DONALD TRUMP, PRESIDENT OF THE UNITED STATES: We're both leaders on that, believe me. Believe me. And believe me.
MOOS: Believe me, these two even dress alike once in a while.
We've had brangelina. We've had bennifer.
MOOS (on camera): So when Melania Trump meets Queen Rania, why not melrania?
MOOS (voice-over): The queen has been in the public eye for almost two decades.
RANIA, QUEEN OF JORDAN: People are very mesmerized by the whole queen thing.
MOOS: But she told Oprah how terrifying it was at first.
RANIA: They look at me and they're listening to me, I'm like, are these people for real? They're taking me seriously? I'm only a kid. But, you know, you kind of grow into the role.
MOOS: Good advice for Melania, who's been taking her licks.
UNIDENTIFIED MALE: The White House released First Lady Melania Trump's official portrait today, but since she is never at the White House, they had to get a little creative.
MOOS: The former model and the monarch seemed comfortable. The first lady even teased the queen --
MELANIA TRUMP, FIRST LADY: You got very tall.

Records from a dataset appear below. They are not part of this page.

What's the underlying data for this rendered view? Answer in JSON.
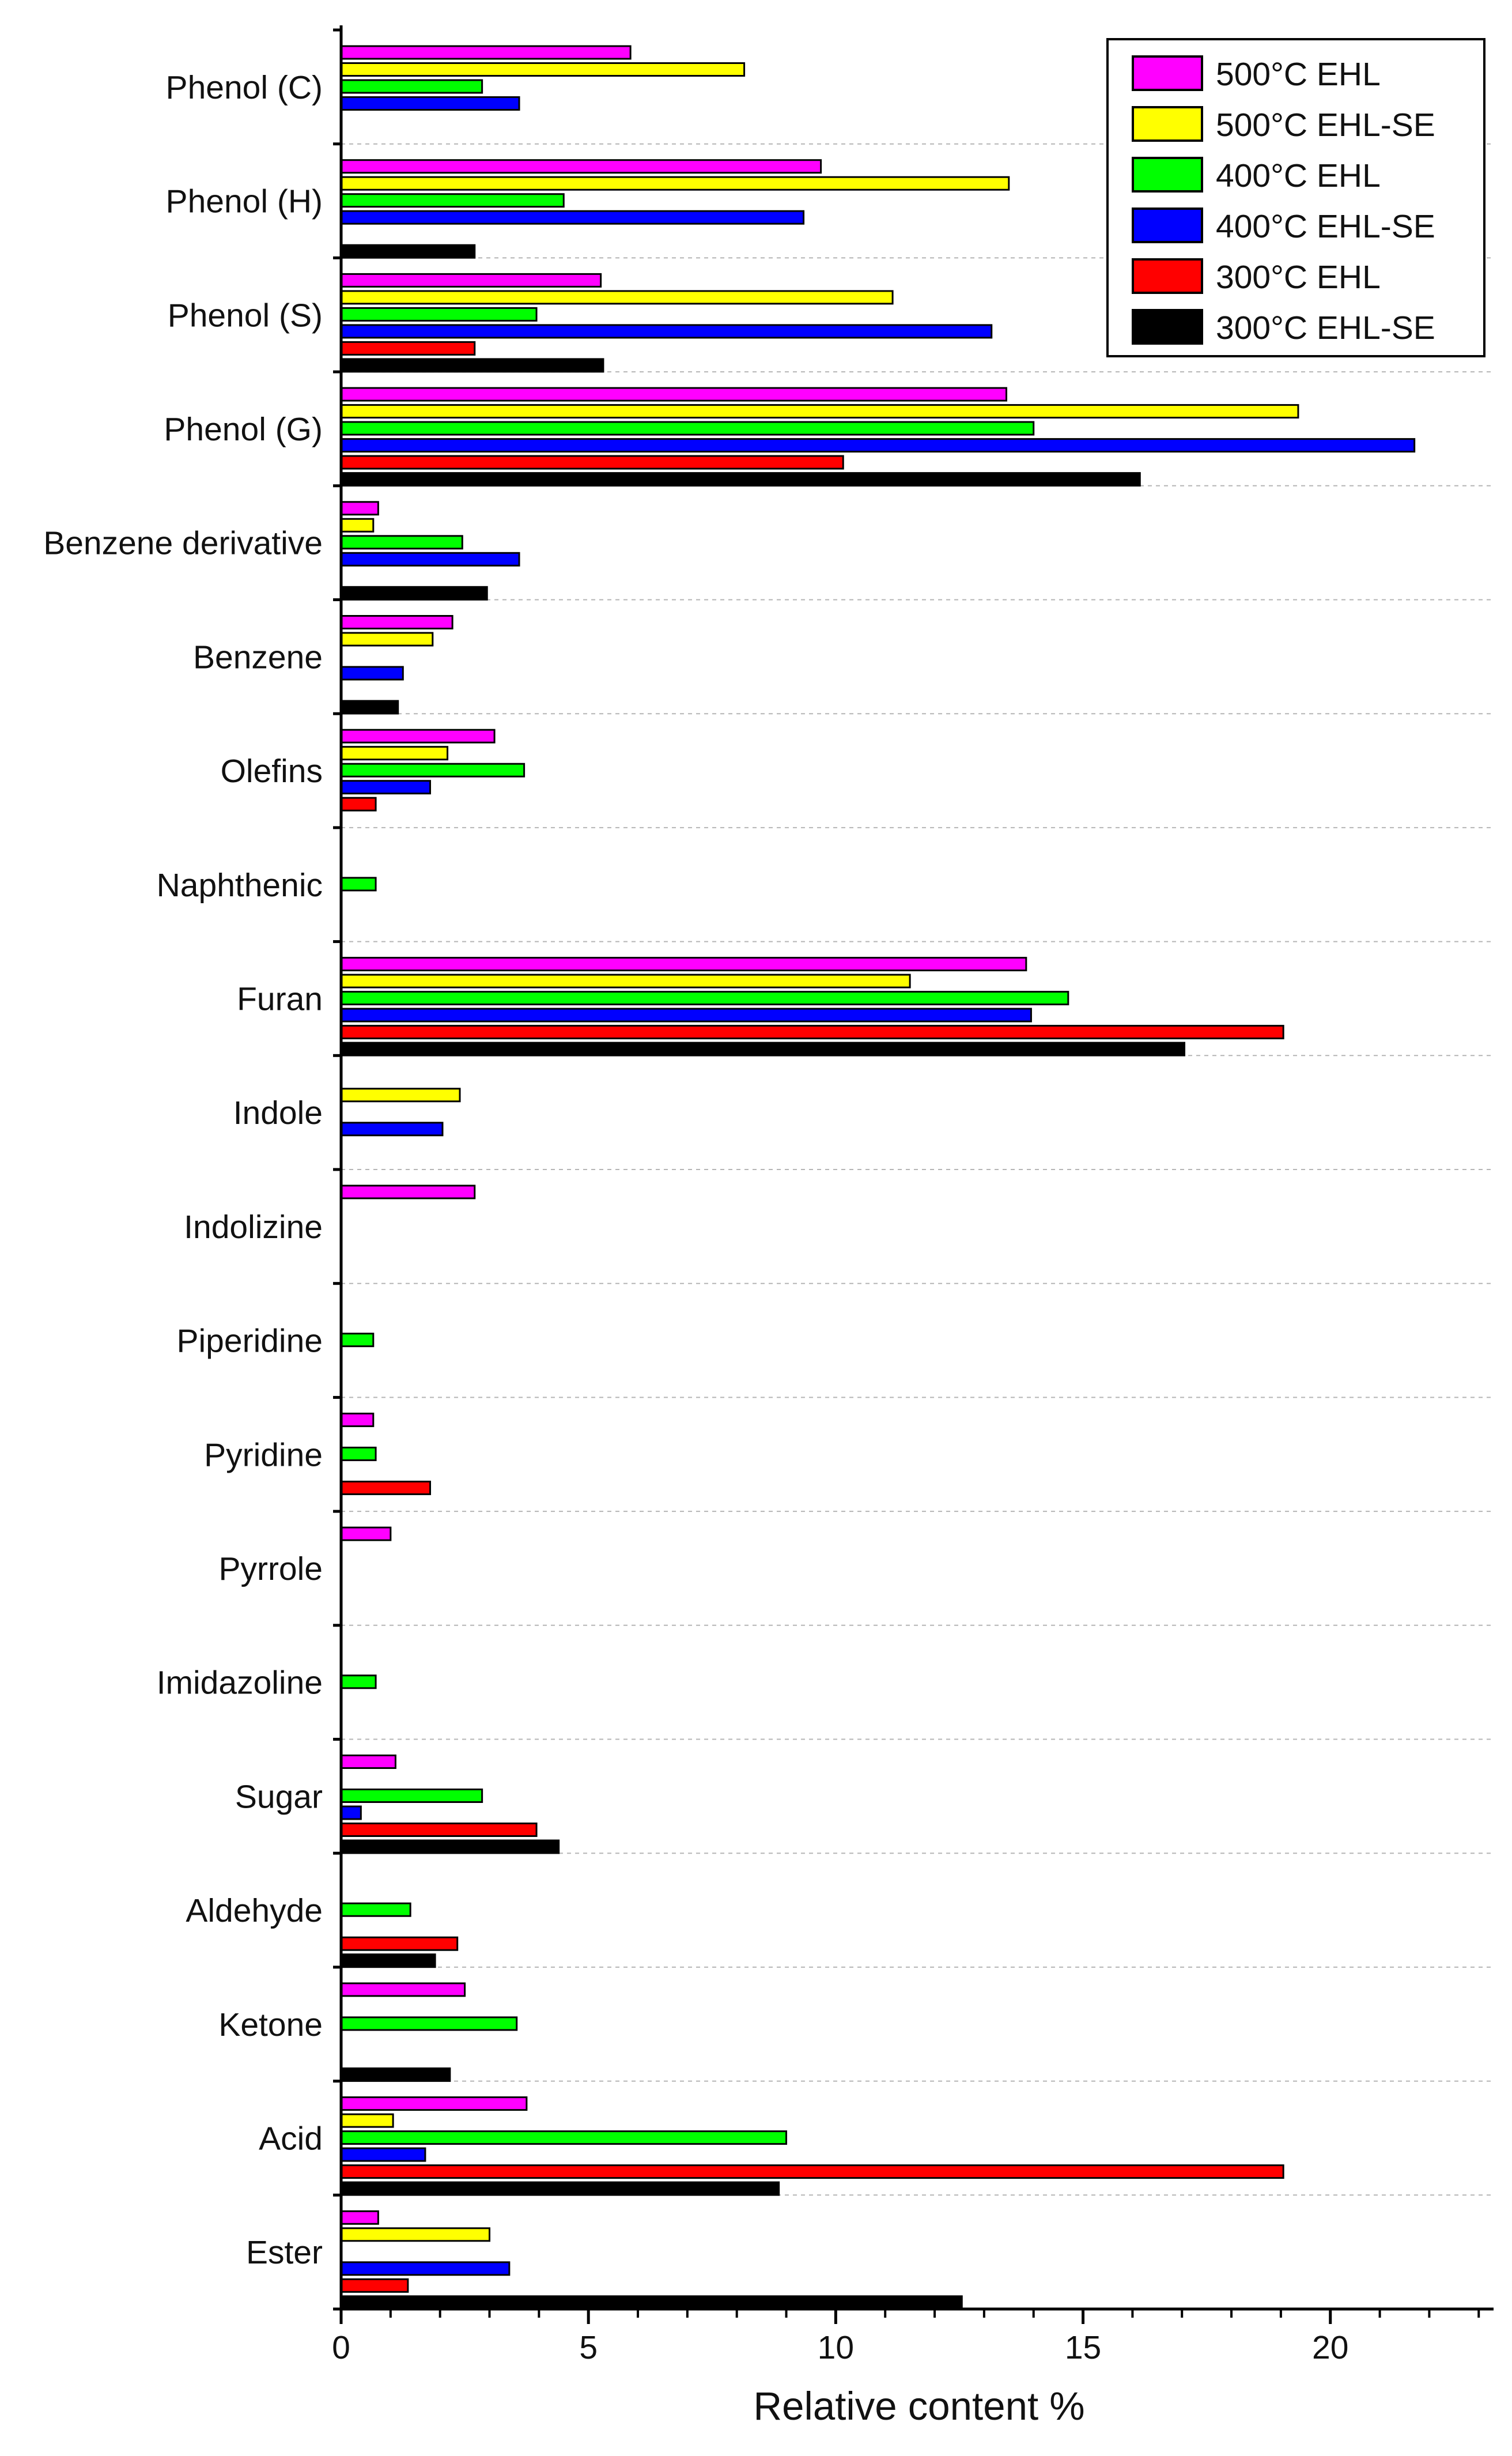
{
  "chart_data": {
    "type": "bar",
    "orientation": "horizontal",
    "categories": [
      "Phenol (C)",
      "Phenol (H)",
      "Phenol (S)",
      "Phenol (G)",
      "Benzene derivative",
      "Benzene",
      "Olefins",
      "Naphthenic",
      "Furan",
      "Indole",
      "Indolizine",
      "Piperidine",
      "Pyridine",
      "Pyrrole",
      "Imidazoline",
      "Sugar",
      "Aldehyde",
      "Ketone",
      "Acid",
      "Ester"
    ],
    "series": [
      {
        "name": "500°C EHL",
        "color": "#ff00ff",
        "values": [
          5.85,
          9.7,
          5.25,
          13.45,
          0.75,
          2.25,
          3.1,
          0,
          13.85,
          0,
          2.7,
          0,
          0.65,
          1.0,
          0,
          1.1,
          0,
          2.5,
          3.75,
          0.75
        ]
      },
      {
        "name": "500°C EHL-SE",
        "color": "#ffff00",
        "values": [
          8.15,
          13.5,
          11.15,
          19.35,
          0.65,
          1.85,
          2.15,
          0,
          11.5,
          2.4,
          0,
          0,
          0,
          0,
          0,
          0,
          0,
          0,
          1.05,
          3.0
        ]
      },
      {
        "name": "400°C EHL",
        "color": "#00ff00",
        "values": [
          2.85,
          4.5,
          3.95,
          14.0,
          2.45,
          0,
          3.7,
          0.7,
          14.7,
          0,
          0,
          0.65,
          0.7,
          0,
          0.7,
          2.85,
          1.4,
          3.55,
          9.0,
          0
        ]
      },
      {
        "name": "400°C EHL-SE",
        "color": "#0000ff",
        "values": [
          3.6,
          9.35,
          13.15,
          21.7,
          3.6,
          1.25,
          1.8,
          0,
          13.95,
          2.05,
          0,
          0,
          0,
          0,
          0,
          0.4,
          0,
          0,
          1.7,
          3.4
        ]
      },
      {
        "name": "300°C EHL",
        "color": "#ff0000",
        "values": [
          0,
          0,
          2.7,
          10.15,
          0,
          0,
          0.7,
          0,
          19.05,
          0,
          0,
          0,
          1.8,
          0,
          0,
          3.95,
          2.35,
          0,
          19.05,
          1.35
        ]
      },
      {
        "name": "300°C EHL-SE",
        "color": "#000000",
        "values": [
          0,
          2.7,
          5.3,
          16.15,
          2.95,
          1.15,
          0,
          0,
          17.05,
          0,
          0,
          0,
          0,
          0,
          0,
          4.4,
          1.9,
          2.2,
          8.85,
          12.55
        ]
      }
    ],
    "xlabel": "Relative content %",
    "ylabel": "",
    "xlim": [
      0,
      23.3
    ],
    "xticks": [
      0,
      5,
      10,
      15,
      20
    ],
    "grid": "horizontal dashed separators between categories",
    "legend_position": "top-right"
  }
}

RANIA: No, I think it's my chair.
MOOS: Queen Rania opted to lower her thrown. But when you're busy looking at owl pellets through safety googles, even royalty doesn't leave you googly-eyed.
Jeanne Moos, CNN, New York.
(END VIDEOTAPE) [09:00:02] CAMEROTA: I know you feel more glamourous as do I right now.
CUOMO: Yes, I do.
CAMEROTA: Time for CNN "NEWSROOM" with Poppy Harlow and John Berman.
JOHN BERMAN, CNN ANCHOR: Prince and Princess, Alisyn and Christopher, thank you so very much.